The pandemic has completely changed the focus of my work with Opera Colorado. My job normally centers around the successful execution of our productions at the Opera House and in the community. As shutdowns began in March, my focus shifted to communications with employees and contractors regarding the postponement of Tosca, along with scenario planning as we explored next steps.
Next came a deep dive into everything COVID-19 and PPE-related, as I took on the role of Opera Colorado’s Health and Safety Officer. This has required me to keep up with the latest data and headlines about the pandemic, as well as researching and ordering PPE and cleaning supplies to keep our office staff safe upon their return to the Opera Center. More recently, I have been learning about creating digital content, including the ins and outs of performance licenses.
What are you most looking forward to regarding our new OC Amplified programming?
Each of the 2021 OC Amplified productions are unique. I love that we are exploring multiculturalism and the rich artistic history of subsets of the American population that are not normally given a spotlight. I am also beyond thrilled with the roster of artists who are joining us for these projects, which, for me, is a mix of reunions with talented, wonderful friends from past productions and introductions to artists making their debut with Opera Colorado.
What are you most looking forward to next season?
Opera Colorado has a full-time administrative staff of 12 individuals, but during an average production period, our ranks swell to easily over 200 with the addition of the seasonal and contract positions that it takes to bring an opera to the stage. We welcome visiting artists and directors, along with the musicians of the Opera Colorado Orchestra and the local members of our chorus.

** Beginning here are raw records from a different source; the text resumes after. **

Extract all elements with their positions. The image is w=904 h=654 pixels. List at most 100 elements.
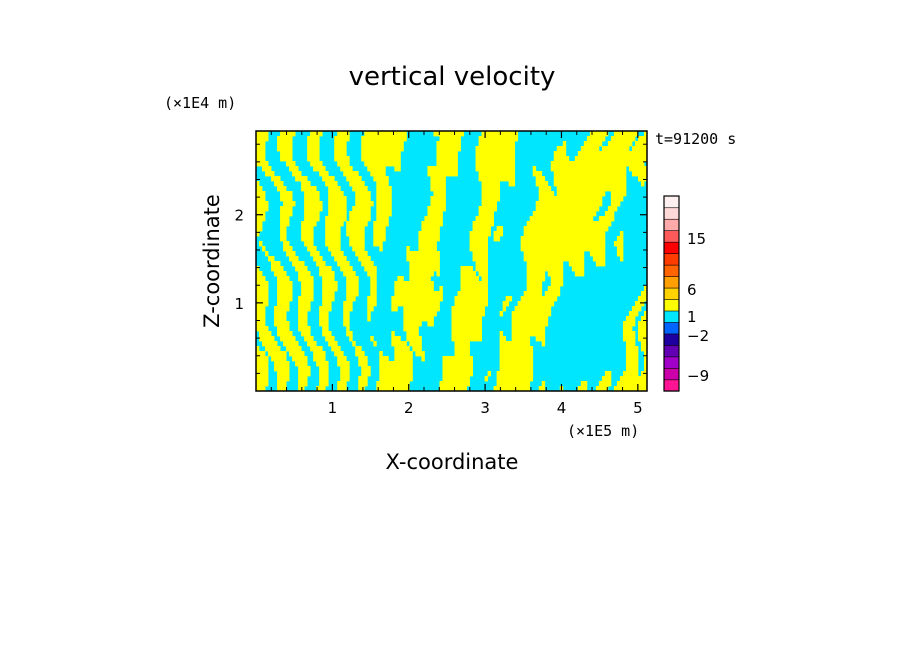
colorbar-swatch bbox=[663, 207, 680, 220]
field-cell bbox=[289, 166, 299, 172]
field-cell bbox=[328, 186, 341, 192]
field-cell bbox=[574, 156, 648, 162]
field-cell bbox=[277, 186, 287, 192]
field-cell bbox=[280, 196, 293, 202]
field-cell bbox=[625, 346, 639, 352]
field-cell bbox=[334, 256, 347, 262]
field-cell bbox=[379, 371, 413, 377]
field-cell bbox=[637, 176, 648, 182]
field-cell bbox=[532, 211, 597, 217]
field-cell bbox=[364, 161, 401, 167]
x-tick-label: 3 bbox=[480, 399, 490, 417]
field-cell bbox=[622, 336, 636, 342]
field-cell bbox=[301, 281, 314, 287]
field-cell bbox=[298, 321, 308, 327]
field-cell bbox=[310, 251, 320, 257]
field-cell bbox=[256, 266, 260, 272]
field-cell bbox=[292, 171, 302, 177]
field-cell bbox=[298, 311, 308, 317]
field-cell bbox=[550, 161, 645, 167]
field-cell bbox=[550, 166, 627, 172]
field-cell bbox=[535, 201, 603, 207]
field-cell bbox=[325, 336, 335, 342]
field-cell bbox=[499, 351, 534, 357]
field-cell bbox=[325, 221, 344, 227]
field-cell bbox=[403, 316, 434, 322]
field-cell bbox=[619, 256, 624, 262]
field-cell bbox=[595, 261, 606, 267]
field-cell bbox=[550, 276, 564, 282]
colorbar-label: −9 bbox=[687, 367, 709, 385]
field-cell bbox=[625, 361, 639, 367]
field-cell bbox=[370, 336, 374, 342]
field-cell bbox=[478, 211, 495, 217]
field-cell bbox=[298, 376, 308, 382]
field-cell bbox=[475, 266, 488, 272]
colorbar-swatch bbox=[663, 287, 680, 300]
field-cell bbox=[298, 276, 314, 282]
field-cell bbox=[553, 156, 570, 162]
field-cell bbox=[523, 231, 606, 237]
field-cell bbox=[454, 296, 488, 302]
field-cell bbox=[304, 336, 314, 342]
field-cell bbox=[256, 211, 266, 217]
field-cell bbox=[256, 291, 269, 297]
x-axis-label: X-coordinate bbox=[386, 450, 519, 474]
colorbar-swatch bbox=[663, 241, 680, 254]
field-cell bbox=[607, 141, 633, 147]
field-cell bbox=[298, 306, 311, 312]
field-cell bbox=[346, 326, 350, 332]
field-cell bbox=[370, 171, 386, 177]
field-cell bbox=[322, 286, 338, 292]
field-cell bbox=[526, 271, 546, 277]
field-cell bbox=[298, 316, 308, 322]
field-cell bbox=[298, 296, 314, 302]
field-cell bbox=[283, 241, 290, 247]
field-cell bbox=[322, 331, 332, 337]
field-cell bbox=[616, 246, 624, 252]
field-cell bbox=[340, 266, 353, 272]
field-cell bbox=[277, 286, 293, 292]
field-cell bbox=[361, 156, 401, 162]
field-cell bbox=[301, 291, 314, 297]
field-cell bbox=[583, 141, 603, 147]
field-cell bbox=[316, 261, 326, 267]
field-cell bbox=[277, 136, 293, 142]
field-cell bbox=[280, 221, 290, 227]
field-cell bbox=[499, 356, 534, 362]
field-cell bbox=[256, 386, 266, 392]
field-cell bbox=[604, 211, 615, 217]
x-tick-label: 4 bbox=[557, 399, 567, 417]
field-cell bbox=[433, 191, 446, 197]
field-cell bbox=[352, 186, 368, 192]
field-cell bbox=[643, 356, 648, 362]
field-cell bbox=[475, 166, 516, 172]
field-cell bbox=[556, 146, 567, 152]
field-cell bbox=[337, 386, 347, 392]
field-cell bbox=[631, 146, 648, 152]
field-cell bbox=[343, 301, 353, 307]
field-cell bbox=[451, 311, 485, 317]
field-cell bbox=[460, 266, 473, 272]
field-cell bbox=[277, 296, 293, 302]
field-cell bbox=[625, 366, 639, 372]
field-cell bbox=[538, 186, 552, 192]
field-cell bbox=[643, 366, 648, 372]
field-cell bbox=[256, 206, 269, 212]
field-cell bbox=[376, 181, 389, 187]
field-cell bbox=[643, 351, 648, 357]
field-cell bbox=[430, 196, 446, 202]
field-cell bbox=[307, 341, 317, 347]
field-cell bbox=[304, 191, 320, 197]
field-cell bbox=[325, 231, 341, 237]
field-cell bbox=[478, 171, 516, 177]
field-cell bbox=[256, 296, 269, 302]
field-cell bbox=[454, 301, 488, 307]
field-cell bbox=[274, 271, 287, 277]
colorbar-label: −2 bbox=[687, 327, 709, 345]
field-cell bbox=[256, 226, 263, 232]
field-cell bbox=[277, 281, 293, 287]
field-cell bbox=[499, 311, 504, 317]
field-cell bbox=[472, 226, 491, 232]
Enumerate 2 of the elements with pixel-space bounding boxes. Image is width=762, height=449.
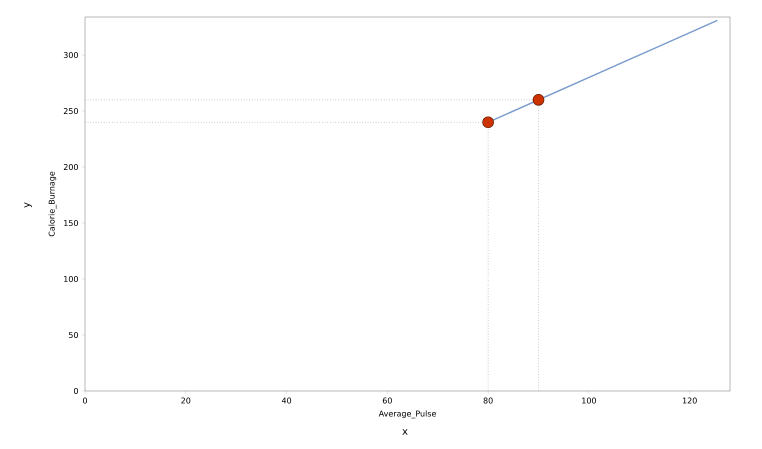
text: x [402,429,408,435]
text: y [24,202,32,208]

The production staff is made up of dedicated and talented people in costumes and wardrobe, wigs and make-up, and stage management, as well as designers and assistants and the stagehands who make the onstage magic happen. Putting an opera on its feet requires so many people working together towards a common goal, and I look forward to having my entire OC family back together doing what it does best.
What has life been like in general during the pandemic?
To be perfectly blunt, it has been incredibly stressful. Like me, my husband has also made a career in the arts. He has spent over 20 years as a stagehand with DCPA Theatre and works for Central City Opera in the summer. With Covid-19 causing season cancellations for both companies, he has been out of work since mid-March. The 50% drop in our household income has caused many nights of insomnia, and my husband misses his work.
Like most parents, we have been dealing with the challenges of remote learning for our second grader. He had a wonderful experience being at school with his friends before remote learning started in December; we hope it becomes safe for him to head back to in-person learning in 2021. We also lost one of our beloved basset hounds, Samson, to cancer in mid-March.
Not that everything has been negative! Our younger son has not had any interruption in daycare/Pre-K, which has been a godsend. In late June, we brought home two basset hound puppies, Fred and George, to join our old girl, Delilah; the three of them make us laugh every day and provide much-needed cuddles for the whole family. I am also incredibly grateful that our older son was able to be onstage as a super child in Opera Colorado’s production of Pagliacci last season – he still talks about how much fun he had and will randomly start singing the Act 1 chorus numbers around the house.